Ah, finally, the reason Silas wears a red armband makes sense: He’s a socialist, here to spread the word that the factotums of electoral democracy are in fact enslaved to capital. And if you’re wondering “why is a socialist the only person in Hootin’ Holler who runs a store,” it sounds like you’re unfamiliar with Marxist theory, which insists that a civilization must pass through all phases of economic development before it can achieve a truely classless society.
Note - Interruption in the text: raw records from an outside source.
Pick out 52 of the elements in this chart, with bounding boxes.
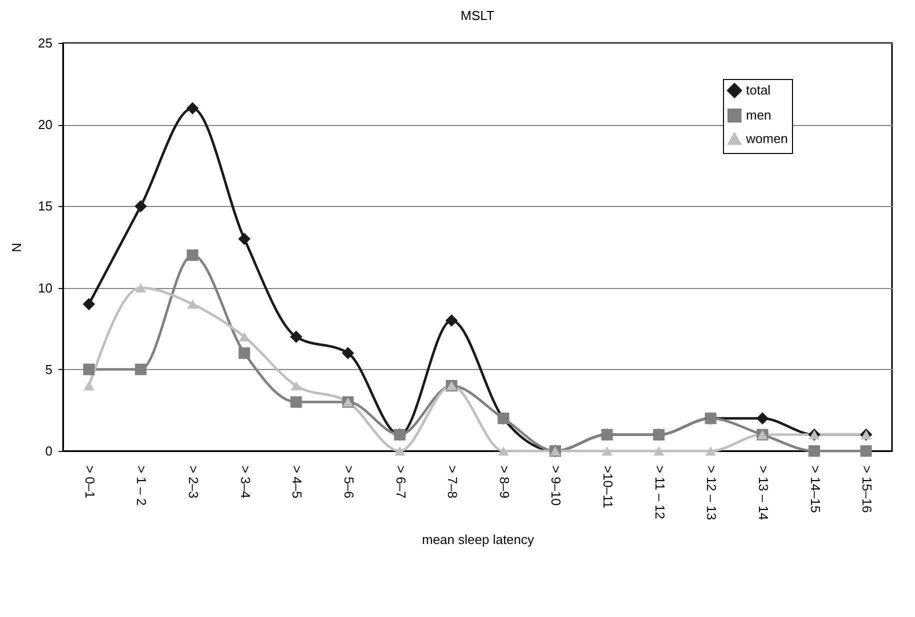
point xyxy=(238,232,250,245)
point xyxy=(238,347,250,359)
x-tick-label: > 1 – 2 xyxy=(134,466,150,506)
legend-label: men xyxy=(746,108,772,122)
point xyxy=(342,346,354,360)
chart-title: MSLT xyxy=(460,8,494,23)
point xyxy=(135,283,146,292)
point xyxy=(705,446,716,456)
x-tick-label: > 11 – 12 xyxy=(652,466,668,520)
x-tick-label: > 14–15 xyxy=(808,466,823,513)
legend-label: women xyxy=(745,131,788,146)
x-tick-label: > 12 – 13 xyxy=(704,466,720,520)
point xyxy=(394,446,406,456)
x-tick-label: >10–11 xyxy=(600,466,616,508)
x-tick-label: > 15–16 xyxy=(860,466,875,513)
x-tick-label: > 5–6 xyxy=(341,466,356,498)
x-tick-label: > 13 – 14 xyxy=(756,466,771,520)
x-tick-label: > 4–5 xyxy=(290,466,305,498)
point xyxy=(290,396,302,408)
point xyxy=(134,200,147,212)
x-axis-title: mean sleep latency xyxy=(422,532,535,548)
y-tick-label: 5 xyxy=(45,362,52,377)
point xyxy=(498,446,509,456)
y-axis-title: N xyxy=(9,242,24,252)
y-tick-label: 0 xyxy=(45,444,52,458)
x-tick-label: > 7–8 xyxy=(445,466,460,498)
point xyxy=(186,249,198,261)
point xyxy=(756,412,769,424)
point xyxy=(653,446,664,456)
x-tick-label: > 6–7 xyxy=(393,466,408,498)
point xyxy=(83,364,95,376)
x-tick-label: > 2–3 xyxy=(186,466,202,498)
point xyxy=(808,445,820,457)
x-tick-label: > 8–9 xyxy=(496,466,512,498)
x-tick-label: > 0–1 xyxy=(82,466,98,498)
y-tick-label: 15 xyxy=(38,198,52,214)
point xyxy=(187,299,198,309)
y-tick-label: 20 xyxy=(38,117,52,132)
point xyxy=(445,314,458,327)
point xyxy=(860,445,872,457)
point xyxy=(82,298,96,310)
point xyxy=(84,381,94,390)
y-tick-label: 10 xyxy=(38,280,52,296)
point xyxy=(290,381,302,390)
legend-label: total xyxy=(746,82,771,98)
point xyxy=(602,446,612,456)
point xyxy=(134,364,146,376)
x-tick-label: > 9–10 xyxy=(548,466,564,506)
y-tick-label: 25 xyxy=(38,36,52,50)
point xyxy=(186,102,199,114)
point xyxy=(290,330,302,343)
x-tick-label: > 3–4 xyxy=(238,466,253,498)
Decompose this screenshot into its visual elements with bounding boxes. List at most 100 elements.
Silas isn’t going to try dragging this barter-based agricultural community straight into the dictatorship of the proletariat like some kind of common Maoist!

Crock, 11/5/19

I’m just gonna ignore the “what if telemarketers, but in an ill-defined North African setting, where incidentally we’ve previously acknowledged that phones exist” joke here and focus instead on Maggot’s bib. Does it make any sense at all to wear a bib when you aren’t wearing a shirt? If you’re living in a tent in the desert with no running water to wash the food off your chest, maybe? I guess we should really factor in the fact that the bib matches Maggot’s skin color so precisely that it’s almost certainly made from the flesh of a member of his immediate family.

Mary Worth, 11/5/19

The best part about today’s episode of Wilbur’s Drunken Double Date Meltdown is Zak’s genuine smile in panel two. Not only is he (unsurprisingly) not even remotely threatened by Wilbur, but he’s enjoying this is as much as we are!